Trois questions à Samuel Jolivet, Directeur de l’Office pour les insectes et leur environnement (OPIE)
ANES : Des chercheurs viennent de révéler que la biomasse des insectes volants a diminué de plus de 75 % en Allemagne au cours des trente dernière années. Ce chiffre vous a-t-il surpris ?
Samuel Jolivet : Par son ampleur, oui ! Si on nous avait questionné avant la parution de l’étude, personne à l’Opie n’aurait parié sur un chiffre aussi élevé. Pour autant, ce chiffre s’explique assez bien : les insectes sont des organismes qui ont des cycles de vie courts, qui parient sur des stratégies reposant sur un très grand nombre d’individus pour pérenniser l’espèce. Donc quand un problème survient qui met en péril l’équilibre écologique de l’espèce, cela touche immédiatement un très grand nombre d’individus – vivants ou à naitre. L’espèce va perdurer, parce qu’un certain nombre d’individus seront résistants ou dans des milieux épargnés, mais en termes de biomasse les constats seront très vite spectaculaires. Cette étude a été réalisée en Allemagne, mais on peut tout à fait la transposer en France. Les milieux concernés sont aussi présents chez nous, même si nous avons en France une plus grande diversité de milieux du fait de l’apport méditerranéen, notamment. Mais en terme de populations d’insectes, nous sommes sur des échelles équivalentes. Et cela fait écho à ce que les naturalistes ont remarqué de façon empirique depuis de nombreuses années. À notre connaissance toutefois, c’est la première fois qu’une étude sur ce thème est réalisée de manière aussi rigoureuse, avec un protocole de piégeage éprouvé, énormément de travail de traitement des données, effectué sur une longue période. C’est la première fois qu’on arrive à documenter quantitativement ce que tout le monde pressent sans pouvoir le prouver.
ANES : L’étude se contente de constater, elle n’explique pas les causes de ce constat. Quelles sont vos hypothèses ?
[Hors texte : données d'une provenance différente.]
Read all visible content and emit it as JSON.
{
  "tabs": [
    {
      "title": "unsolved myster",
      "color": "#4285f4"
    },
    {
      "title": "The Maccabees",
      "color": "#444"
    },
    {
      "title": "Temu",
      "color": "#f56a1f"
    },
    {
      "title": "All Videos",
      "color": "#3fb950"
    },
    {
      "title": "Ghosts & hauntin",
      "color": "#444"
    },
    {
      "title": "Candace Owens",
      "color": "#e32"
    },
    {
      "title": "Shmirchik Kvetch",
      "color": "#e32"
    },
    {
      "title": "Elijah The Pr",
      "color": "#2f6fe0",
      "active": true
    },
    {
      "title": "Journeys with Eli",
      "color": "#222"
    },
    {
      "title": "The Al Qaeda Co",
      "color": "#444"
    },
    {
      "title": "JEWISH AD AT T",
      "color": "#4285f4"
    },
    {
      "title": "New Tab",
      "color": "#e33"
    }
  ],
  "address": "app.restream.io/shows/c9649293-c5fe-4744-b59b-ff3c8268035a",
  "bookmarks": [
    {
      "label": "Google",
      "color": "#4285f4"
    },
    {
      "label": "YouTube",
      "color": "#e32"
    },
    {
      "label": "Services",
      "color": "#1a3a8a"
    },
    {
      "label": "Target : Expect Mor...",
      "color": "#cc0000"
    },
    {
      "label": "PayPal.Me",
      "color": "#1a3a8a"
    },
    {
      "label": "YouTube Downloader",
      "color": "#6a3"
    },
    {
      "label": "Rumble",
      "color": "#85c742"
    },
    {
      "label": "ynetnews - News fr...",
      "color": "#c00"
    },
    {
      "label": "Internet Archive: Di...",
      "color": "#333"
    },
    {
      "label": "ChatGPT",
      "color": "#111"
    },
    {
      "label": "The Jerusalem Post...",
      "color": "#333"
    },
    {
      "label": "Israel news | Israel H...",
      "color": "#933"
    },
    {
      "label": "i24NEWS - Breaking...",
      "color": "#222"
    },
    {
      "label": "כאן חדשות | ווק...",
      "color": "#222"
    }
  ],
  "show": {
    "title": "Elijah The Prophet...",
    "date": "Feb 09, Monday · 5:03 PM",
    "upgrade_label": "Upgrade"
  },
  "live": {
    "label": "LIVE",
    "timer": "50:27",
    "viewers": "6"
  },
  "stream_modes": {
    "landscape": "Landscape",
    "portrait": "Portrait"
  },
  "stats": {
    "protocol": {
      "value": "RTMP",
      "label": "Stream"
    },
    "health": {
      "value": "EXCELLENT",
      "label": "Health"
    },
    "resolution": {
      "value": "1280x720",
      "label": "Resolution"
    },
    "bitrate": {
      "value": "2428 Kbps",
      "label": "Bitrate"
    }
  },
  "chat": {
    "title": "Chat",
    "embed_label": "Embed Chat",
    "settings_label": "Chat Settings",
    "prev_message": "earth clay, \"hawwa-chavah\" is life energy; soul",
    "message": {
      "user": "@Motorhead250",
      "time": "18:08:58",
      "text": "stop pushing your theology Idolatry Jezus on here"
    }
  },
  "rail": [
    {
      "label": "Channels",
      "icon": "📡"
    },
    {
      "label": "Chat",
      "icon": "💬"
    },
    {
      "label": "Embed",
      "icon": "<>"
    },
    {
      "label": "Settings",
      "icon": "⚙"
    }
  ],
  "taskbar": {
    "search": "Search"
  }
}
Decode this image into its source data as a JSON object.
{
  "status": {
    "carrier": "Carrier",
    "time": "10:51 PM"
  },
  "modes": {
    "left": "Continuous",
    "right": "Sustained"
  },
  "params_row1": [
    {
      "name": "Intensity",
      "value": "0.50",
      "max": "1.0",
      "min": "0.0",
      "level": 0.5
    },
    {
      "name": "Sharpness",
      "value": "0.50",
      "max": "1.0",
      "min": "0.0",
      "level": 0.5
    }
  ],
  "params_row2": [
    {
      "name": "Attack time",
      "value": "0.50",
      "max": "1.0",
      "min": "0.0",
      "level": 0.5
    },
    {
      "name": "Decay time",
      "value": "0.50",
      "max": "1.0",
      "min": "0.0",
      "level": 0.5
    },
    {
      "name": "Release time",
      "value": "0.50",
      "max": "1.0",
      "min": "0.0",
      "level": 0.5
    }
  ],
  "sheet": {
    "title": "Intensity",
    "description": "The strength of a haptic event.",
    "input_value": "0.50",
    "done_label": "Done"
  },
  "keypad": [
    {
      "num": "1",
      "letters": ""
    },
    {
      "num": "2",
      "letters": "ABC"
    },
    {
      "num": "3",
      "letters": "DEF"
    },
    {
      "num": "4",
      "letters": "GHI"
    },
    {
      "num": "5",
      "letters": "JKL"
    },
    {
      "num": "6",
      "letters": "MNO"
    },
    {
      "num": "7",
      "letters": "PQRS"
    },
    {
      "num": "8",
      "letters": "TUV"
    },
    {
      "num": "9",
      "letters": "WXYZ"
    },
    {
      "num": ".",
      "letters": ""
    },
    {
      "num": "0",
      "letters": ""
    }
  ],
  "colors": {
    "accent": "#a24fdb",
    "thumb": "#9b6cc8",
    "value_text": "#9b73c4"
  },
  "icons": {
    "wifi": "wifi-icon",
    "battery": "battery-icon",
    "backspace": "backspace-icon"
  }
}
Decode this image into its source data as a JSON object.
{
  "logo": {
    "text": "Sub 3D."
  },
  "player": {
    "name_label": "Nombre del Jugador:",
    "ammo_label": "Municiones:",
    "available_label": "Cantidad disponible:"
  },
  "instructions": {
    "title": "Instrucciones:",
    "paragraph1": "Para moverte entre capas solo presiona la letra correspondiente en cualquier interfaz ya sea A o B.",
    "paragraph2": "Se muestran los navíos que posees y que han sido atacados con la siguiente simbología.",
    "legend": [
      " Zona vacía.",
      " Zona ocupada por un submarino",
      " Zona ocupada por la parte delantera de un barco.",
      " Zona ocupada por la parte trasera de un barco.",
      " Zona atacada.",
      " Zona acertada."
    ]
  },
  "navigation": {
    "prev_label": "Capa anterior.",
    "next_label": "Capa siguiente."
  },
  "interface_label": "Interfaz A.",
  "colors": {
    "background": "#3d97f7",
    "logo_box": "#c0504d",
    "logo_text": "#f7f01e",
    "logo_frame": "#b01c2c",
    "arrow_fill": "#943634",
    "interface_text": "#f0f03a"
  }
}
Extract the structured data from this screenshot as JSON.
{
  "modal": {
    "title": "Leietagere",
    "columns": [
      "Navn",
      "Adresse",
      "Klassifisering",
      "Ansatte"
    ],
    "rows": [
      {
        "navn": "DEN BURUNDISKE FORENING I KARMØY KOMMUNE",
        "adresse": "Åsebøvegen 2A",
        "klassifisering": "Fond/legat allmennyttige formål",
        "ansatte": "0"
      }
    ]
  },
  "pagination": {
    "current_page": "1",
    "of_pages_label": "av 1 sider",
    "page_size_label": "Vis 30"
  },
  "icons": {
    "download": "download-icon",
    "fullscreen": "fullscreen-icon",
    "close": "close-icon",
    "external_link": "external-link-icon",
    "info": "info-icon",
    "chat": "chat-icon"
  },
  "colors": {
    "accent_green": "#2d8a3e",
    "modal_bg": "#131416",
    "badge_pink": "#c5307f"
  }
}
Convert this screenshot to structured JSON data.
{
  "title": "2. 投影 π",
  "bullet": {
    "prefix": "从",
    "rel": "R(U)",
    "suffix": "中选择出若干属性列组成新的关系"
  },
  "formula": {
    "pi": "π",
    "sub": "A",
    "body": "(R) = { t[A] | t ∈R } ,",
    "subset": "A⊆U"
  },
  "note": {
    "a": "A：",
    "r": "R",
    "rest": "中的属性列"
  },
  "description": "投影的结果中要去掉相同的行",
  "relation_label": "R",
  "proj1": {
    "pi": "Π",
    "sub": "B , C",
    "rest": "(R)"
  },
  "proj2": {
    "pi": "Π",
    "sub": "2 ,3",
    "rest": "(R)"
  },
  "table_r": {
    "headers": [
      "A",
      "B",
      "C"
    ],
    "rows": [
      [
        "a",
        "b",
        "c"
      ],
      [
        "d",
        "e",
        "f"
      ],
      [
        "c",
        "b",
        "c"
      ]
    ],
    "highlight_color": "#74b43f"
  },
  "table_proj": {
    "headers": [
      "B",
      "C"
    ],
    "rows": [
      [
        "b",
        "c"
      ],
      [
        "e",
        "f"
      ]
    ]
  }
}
Samuel Jolivet : l’artificialisation des milieux par l’urbanisation, leur appauvrissement par un aménagement qui rend les homogénéise, et évidemment l’agriculture « moderne » conduite depuis les années 70-80, qui utilise toujours plus d’intrants chimiques, qui simplifie toujours plus les paysages, sont les trois premiers facteurs explicatifs. Mais on est totalement incapables aujourd’hui d’attribuer à chacun de ces facteurs sa part de responsabilité, notamment en raison de la très grande diversité des espèces d’insectes qui seront, à l’issue de leur développement, des insectes volants. On a donc des hypothèses sur les causes de cet effondrement, mais aussi sur ses conséquences ! Les ornithos observent de leur côté un effondrement des populations d’oiseaux communs, notamment ceux qui sont inféodés à l’agriculture. Or ces oiseaux ont généralement besoin d’insectes pour nourrir leurs juvéniles, et certains restent insectivores toute leur vie. On peut donc parier sur une corrélation entre ces deux observations, sans grand risque de se tromper. On l’a documenté précisément sur certaines espèces, telles que les outardes, qui sont très suivies parce qu’elles bénéficient d’un plan national d’action. On a mesuré l’effet de la disponibilité en orthoptères sur le nourrissage des jeunes. Il faudrait évidemment poursuivre les études sur d’autres espèces. Mais les conséquences ne touchent pas uniquement la faune : la flore aussi est concernée. On le constate quand des espèces cultivées voient leurs rendements s’effondrer faute de pollinisateurs, mais l’impact sur la flore sauvage est lui aussi important, même si jusqu’ici on n’a pas entendu les mêmes cris d’alarme de la part des botanistes que de la part des ornithos. On peut faire l’hypothèse que certains effets sont masqués par le fait que l’expression des graines n’est pas perceptible d’une année sur l’autre.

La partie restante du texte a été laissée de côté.